Takke düştü kel göründü ama biz ya gözümüzü kapatmayı ya da elimizde yedek takkelerle keli örtmeye devam edelim.
Neyden mi bahsediyorum elbette ki yalanlardan, hamasi söylemler ve samimiyetsiz çıkışlarla bizi sokaklara sürüp eylem yaptıranların gizli saklı yaptığı kirli pazarlık ve ikiyüzlü siyasetten sıkılmadınız mı siz de.
Ben sıkıldım ve artık midem kaldırmıyor. Bu kadir bariz yalan siyasetin kurbanı, yemi ya da piyonu olmayı.
Vicdanımızı, acımızı acıyan yerlerimizi, hınç ve öfkemizi alıp kendine bundan iktidar devşirenlerin, menfaat ve zenginlik edinenlerin saltanatlarını büyütenlerin gözümüzün içine baka baka bizi uyutmalarından, bize okudukları ninnilerden, tiksiniyorum.
Ne olacak, nereye varacak sizi de korkutmuyor ürkütmüyor mu yaşananlar? İpimizi tutan kirli ellerin parmak oyunlarıyla yürümeye devam mı edeceğiz?
Daha kaç defa düşecek o takke, daha kaç sefer o kelin görünmesinden duyduğumuz korkuyla yeni takkeler koşturacağız o kele, ne zamana kadar, nereye kadar.
Dolduralım hadi, bütün meydanları doldursak ne olur? Yürüyelim hadi, bütün sokakları inletsek ne olur?
Hıncımızı alıp pazarlık ellerini güçlendirmekten başka ne yapıyorlar dersiniz. Hiç. Dün yaptıklarını bugün de yapmaya devam ediyorlar. Yaptıklarını, söylediklerine yaklaştırabildik mi?

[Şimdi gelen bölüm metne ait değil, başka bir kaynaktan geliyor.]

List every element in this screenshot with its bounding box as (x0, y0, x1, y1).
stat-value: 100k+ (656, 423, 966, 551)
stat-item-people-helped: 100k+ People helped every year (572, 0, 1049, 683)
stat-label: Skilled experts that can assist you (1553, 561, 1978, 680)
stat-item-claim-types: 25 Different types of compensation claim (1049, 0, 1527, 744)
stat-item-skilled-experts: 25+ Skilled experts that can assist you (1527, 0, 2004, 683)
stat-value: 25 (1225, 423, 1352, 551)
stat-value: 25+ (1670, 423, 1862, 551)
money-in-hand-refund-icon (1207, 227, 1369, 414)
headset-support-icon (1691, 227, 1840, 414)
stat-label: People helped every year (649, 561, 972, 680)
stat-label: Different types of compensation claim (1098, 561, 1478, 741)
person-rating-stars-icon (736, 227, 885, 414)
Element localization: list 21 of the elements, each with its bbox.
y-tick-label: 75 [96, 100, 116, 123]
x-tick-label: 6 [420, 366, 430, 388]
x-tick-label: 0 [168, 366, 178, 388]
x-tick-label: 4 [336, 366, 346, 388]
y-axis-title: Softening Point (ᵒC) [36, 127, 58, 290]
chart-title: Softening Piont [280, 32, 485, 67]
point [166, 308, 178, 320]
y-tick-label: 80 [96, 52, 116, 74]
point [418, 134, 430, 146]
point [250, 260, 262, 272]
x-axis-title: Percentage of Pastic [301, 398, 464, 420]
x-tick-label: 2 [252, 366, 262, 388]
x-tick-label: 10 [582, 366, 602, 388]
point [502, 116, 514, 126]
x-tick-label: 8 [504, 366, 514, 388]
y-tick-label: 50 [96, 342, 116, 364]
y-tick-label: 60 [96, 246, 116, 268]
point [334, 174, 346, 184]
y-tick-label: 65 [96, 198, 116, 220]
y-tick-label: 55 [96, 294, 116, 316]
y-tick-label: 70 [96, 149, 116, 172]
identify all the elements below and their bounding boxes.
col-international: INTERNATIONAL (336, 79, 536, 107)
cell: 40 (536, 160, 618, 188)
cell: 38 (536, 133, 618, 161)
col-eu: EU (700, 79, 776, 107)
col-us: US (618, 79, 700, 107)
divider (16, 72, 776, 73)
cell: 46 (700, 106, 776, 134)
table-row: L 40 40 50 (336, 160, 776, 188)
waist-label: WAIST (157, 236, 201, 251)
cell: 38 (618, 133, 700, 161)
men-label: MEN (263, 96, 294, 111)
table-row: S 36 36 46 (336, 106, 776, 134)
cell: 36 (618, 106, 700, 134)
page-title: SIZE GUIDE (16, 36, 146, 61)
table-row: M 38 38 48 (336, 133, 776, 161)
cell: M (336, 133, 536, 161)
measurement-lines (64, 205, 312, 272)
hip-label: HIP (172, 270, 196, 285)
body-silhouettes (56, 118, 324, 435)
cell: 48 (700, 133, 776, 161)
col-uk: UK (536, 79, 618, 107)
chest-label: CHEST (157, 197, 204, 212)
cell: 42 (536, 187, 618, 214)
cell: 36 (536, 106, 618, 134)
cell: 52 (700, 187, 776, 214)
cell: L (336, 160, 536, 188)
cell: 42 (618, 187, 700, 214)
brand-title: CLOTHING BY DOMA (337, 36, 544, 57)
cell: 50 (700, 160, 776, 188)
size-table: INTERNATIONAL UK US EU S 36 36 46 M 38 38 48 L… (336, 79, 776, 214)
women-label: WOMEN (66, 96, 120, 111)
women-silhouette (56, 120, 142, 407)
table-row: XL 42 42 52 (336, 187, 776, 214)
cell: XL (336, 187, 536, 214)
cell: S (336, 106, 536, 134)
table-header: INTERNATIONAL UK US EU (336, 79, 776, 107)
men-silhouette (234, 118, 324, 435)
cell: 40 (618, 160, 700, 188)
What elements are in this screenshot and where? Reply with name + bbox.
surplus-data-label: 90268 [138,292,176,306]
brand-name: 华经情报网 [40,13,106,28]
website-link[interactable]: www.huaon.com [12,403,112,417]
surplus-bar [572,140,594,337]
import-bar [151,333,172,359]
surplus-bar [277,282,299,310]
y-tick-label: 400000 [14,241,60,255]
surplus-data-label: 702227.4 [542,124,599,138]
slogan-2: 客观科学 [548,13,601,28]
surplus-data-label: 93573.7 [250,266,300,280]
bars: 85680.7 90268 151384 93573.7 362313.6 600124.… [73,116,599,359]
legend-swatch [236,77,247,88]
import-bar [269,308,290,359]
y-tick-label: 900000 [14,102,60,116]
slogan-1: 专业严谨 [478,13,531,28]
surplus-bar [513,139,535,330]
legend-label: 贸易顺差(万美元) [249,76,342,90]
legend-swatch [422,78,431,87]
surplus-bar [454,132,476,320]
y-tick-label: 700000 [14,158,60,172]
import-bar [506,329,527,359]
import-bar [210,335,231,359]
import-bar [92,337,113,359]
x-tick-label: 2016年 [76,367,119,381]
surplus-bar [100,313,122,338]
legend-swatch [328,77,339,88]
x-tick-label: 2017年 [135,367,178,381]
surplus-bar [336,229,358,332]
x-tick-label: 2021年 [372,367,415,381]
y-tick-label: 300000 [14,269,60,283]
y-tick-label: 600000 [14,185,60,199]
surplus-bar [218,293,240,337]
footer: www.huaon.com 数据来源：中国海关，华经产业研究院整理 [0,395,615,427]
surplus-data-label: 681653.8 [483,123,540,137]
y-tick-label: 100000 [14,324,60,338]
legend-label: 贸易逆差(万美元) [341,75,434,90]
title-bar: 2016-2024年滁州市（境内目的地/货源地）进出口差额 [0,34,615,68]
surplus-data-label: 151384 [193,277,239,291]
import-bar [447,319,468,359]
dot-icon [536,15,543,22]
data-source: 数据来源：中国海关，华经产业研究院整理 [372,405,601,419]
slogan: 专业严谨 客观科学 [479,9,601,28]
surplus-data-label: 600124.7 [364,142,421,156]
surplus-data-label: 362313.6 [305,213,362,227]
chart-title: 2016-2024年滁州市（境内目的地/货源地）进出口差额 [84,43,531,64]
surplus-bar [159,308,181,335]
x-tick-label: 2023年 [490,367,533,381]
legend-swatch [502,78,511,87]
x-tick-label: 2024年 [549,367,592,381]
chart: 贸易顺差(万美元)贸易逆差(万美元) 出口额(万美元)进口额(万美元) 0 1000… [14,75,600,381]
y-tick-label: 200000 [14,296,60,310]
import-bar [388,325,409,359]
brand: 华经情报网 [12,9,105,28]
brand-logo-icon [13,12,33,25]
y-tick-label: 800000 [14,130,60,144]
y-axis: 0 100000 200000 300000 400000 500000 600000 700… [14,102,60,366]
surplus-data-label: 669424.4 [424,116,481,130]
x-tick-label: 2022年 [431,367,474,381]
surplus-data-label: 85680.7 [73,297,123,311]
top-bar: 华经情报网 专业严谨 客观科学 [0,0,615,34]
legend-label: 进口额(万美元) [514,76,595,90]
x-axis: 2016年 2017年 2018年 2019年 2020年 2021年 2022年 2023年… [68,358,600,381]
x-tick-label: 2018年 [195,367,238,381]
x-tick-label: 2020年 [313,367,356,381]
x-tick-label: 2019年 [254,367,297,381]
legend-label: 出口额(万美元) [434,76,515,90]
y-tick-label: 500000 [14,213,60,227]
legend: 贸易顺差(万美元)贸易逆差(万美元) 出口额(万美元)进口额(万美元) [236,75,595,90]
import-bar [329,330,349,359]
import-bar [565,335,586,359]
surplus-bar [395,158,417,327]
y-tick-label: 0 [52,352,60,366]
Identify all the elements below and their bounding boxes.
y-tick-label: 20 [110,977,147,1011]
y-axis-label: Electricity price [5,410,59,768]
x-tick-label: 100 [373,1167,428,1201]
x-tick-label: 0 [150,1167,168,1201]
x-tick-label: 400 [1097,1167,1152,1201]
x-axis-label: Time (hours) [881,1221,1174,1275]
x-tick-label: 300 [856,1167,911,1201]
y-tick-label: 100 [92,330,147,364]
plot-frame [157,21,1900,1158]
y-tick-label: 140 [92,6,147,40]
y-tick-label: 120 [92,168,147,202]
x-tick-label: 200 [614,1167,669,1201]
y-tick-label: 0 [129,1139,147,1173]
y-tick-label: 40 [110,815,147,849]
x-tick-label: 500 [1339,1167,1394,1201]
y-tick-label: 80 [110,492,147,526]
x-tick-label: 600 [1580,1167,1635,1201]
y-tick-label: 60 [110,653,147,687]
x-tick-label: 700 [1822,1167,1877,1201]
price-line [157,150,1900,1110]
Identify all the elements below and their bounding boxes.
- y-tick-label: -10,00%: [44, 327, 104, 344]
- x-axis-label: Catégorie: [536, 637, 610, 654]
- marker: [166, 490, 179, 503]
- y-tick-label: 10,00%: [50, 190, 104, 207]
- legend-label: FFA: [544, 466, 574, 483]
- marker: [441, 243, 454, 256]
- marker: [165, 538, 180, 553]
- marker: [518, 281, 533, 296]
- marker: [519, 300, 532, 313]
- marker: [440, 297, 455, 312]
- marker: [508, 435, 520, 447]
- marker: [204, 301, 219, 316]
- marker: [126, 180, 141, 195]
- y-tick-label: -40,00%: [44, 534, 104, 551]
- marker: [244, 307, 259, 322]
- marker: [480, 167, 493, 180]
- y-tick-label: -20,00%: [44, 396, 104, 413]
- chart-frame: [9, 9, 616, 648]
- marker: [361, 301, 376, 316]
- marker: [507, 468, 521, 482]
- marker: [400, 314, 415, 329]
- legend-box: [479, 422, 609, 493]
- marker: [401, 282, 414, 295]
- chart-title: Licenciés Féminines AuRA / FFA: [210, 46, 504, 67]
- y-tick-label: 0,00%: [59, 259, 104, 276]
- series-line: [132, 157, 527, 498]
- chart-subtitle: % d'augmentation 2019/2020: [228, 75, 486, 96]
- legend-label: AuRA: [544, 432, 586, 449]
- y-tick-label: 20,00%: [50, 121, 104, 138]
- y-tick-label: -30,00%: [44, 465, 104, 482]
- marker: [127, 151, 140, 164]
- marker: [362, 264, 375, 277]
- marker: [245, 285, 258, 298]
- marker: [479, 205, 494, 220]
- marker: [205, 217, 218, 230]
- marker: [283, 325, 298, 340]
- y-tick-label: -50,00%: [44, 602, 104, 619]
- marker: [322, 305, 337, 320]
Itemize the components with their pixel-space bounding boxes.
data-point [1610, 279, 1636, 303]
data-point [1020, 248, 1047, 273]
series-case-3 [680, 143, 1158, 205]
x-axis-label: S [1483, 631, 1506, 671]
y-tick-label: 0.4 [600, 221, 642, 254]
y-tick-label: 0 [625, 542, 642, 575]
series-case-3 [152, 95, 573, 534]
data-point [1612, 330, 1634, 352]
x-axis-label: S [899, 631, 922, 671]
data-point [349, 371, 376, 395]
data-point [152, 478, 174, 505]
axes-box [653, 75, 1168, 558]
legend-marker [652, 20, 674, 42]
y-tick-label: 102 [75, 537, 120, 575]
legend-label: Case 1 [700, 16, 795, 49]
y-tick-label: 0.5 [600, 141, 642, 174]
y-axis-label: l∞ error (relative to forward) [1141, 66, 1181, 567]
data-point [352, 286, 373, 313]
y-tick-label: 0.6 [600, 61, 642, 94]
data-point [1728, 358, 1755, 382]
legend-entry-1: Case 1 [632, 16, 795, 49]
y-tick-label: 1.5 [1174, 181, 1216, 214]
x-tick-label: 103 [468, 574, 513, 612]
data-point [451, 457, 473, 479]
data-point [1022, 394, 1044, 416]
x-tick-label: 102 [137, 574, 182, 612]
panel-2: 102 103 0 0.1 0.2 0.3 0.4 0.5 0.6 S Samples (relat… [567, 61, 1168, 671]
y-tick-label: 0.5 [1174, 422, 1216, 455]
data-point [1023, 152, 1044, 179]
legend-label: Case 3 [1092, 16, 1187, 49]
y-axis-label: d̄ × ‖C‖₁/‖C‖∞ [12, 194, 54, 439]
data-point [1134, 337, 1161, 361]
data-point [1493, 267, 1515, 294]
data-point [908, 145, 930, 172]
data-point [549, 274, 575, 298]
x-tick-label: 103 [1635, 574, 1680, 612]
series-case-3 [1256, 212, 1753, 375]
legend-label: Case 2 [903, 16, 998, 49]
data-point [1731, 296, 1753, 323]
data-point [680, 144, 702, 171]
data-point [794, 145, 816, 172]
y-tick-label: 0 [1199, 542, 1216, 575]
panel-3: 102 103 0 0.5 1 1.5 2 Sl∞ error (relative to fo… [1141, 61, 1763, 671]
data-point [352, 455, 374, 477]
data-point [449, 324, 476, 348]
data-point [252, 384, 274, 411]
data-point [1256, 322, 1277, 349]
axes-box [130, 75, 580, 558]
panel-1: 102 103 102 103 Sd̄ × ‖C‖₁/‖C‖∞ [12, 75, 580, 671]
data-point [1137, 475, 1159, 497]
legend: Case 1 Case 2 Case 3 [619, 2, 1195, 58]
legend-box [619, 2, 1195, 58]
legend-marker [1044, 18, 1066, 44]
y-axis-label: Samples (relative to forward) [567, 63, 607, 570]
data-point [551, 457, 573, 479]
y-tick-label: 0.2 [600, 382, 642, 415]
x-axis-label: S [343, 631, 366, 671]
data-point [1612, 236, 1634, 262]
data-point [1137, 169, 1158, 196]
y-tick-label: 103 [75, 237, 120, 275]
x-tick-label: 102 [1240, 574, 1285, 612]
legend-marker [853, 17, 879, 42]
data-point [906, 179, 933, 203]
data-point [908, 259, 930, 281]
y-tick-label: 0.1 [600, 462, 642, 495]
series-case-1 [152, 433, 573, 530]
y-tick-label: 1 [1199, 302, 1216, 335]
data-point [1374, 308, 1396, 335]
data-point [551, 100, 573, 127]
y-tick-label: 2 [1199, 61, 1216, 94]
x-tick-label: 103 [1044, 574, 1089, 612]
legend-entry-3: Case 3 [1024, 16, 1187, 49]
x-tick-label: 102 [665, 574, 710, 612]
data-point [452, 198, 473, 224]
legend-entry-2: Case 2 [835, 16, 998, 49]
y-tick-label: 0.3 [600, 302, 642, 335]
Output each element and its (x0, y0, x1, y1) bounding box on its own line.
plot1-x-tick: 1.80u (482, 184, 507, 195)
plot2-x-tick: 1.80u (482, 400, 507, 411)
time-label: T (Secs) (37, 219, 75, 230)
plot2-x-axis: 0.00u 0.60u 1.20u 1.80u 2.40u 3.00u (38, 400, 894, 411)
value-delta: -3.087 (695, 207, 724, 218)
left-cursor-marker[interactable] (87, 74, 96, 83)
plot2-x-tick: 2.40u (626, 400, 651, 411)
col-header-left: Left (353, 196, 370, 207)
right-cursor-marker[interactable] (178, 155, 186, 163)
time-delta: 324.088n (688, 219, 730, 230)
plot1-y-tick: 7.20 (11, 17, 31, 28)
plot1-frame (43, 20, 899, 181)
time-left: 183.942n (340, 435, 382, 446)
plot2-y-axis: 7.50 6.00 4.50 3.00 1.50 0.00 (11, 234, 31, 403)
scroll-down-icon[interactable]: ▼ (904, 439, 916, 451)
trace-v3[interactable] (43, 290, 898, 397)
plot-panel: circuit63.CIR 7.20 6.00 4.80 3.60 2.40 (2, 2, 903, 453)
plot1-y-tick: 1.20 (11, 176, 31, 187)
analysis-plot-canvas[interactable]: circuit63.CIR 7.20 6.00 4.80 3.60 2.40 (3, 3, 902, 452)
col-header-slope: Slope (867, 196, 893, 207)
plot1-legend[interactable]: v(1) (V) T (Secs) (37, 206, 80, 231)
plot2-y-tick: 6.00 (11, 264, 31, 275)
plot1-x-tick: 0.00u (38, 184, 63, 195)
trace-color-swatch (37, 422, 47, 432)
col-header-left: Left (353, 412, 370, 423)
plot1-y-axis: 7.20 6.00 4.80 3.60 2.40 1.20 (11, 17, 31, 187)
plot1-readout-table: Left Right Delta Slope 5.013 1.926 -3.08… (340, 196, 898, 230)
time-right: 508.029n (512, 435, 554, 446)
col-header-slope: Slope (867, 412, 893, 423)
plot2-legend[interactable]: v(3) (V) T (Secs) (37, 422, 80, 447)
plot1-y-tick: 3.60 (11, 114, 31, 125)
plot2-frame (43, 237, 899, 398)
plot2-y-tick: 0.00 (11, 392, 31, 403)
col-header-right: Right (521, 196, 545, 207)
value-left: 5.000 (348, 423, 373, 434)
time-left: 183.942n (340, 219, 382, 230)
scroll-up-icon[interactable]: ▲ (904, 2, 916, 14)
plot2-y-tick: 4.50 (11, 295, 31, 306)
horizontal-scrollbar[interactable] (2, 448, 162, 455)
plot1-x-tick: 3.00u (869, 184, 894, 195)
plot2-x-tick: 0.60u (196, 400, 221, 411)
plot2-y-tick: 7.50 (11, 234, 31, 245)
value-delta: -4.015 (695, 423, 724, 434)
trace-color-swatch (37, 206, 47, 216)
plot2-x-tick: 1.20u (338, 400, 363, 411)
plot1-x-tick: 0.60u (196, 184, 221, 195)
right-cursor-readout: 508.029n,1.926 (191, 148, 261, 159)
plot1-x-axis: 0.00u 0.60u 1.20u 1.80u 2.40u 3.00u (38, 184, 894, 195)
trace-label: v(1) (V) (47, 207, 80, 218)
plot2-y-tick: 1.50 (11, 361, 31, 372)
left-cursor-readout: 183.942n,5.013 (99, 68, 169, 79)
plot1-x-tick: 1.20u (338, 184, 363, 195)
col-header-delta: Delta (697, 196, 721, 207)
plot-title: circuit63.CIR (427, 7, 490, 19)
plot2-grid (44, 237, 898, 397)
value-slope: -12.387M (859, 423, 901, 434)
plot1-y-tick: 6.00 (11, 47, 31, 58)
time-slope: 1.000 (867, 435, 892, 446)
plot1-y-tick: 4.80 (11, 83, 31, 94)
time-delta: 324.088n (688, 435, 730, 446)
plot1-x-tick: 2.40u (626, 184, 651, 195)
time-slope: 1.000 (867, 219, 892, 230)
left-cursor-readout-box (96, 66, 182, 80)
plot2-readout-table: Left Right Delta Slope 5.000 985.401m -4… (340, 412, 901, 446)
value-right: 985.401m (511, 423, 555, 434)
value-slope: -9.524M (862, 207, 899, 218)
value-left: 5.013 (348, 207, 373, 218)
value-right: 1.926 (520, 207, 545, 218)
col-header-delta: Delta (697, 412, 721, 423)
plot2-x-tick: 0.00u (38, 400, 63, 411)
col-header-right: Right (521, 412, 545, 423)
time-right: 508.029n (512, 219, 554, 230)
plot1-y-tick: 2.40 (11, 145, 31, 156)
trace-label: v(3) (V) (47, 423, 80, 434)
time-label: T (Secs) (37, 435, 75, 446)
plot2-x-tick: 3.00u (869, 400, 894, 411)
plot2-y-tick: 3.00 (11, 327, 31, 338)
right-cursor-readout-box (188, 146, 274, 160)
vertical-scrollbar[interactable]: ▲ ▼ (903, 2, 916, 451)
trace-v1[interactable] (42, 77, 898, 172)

Gayri meşru bir siyasetin meşru yalanlarından vazgeçtiler mi? Söyledikleri kaç çocuğu alıp kurtarabildi Gazze'deki soykırımdan? Söyledikleri, açlıkla uzanan kaç anne babanın eline tek buğday tanesi taşıyabildi. Söyledikleri kaç kurşuna siper oldu?
İnanmayın, kanmayın, uyumayın artık. Sizi neyle uyuşturduklarını görün artık takke tutmaz o kelin içindeki uru görün artık. Ve sakının ondan, sakının ve kaçın yalanlarından.
O günahlarının, o hesaplarının ortağı olmaktan kaçın. Kendinizi ve inandığınız o saf teslimiyetinizi Allaha, koruyun hala atan kalbinizi.
Kalbi olmayanların, kalbini satmışların, gün gelip de aklınızı esir aldıkları gibi kalbinizi de söküp alabileceklerini bilin.
Bilin ve terk edin artık size layık gördüklerini.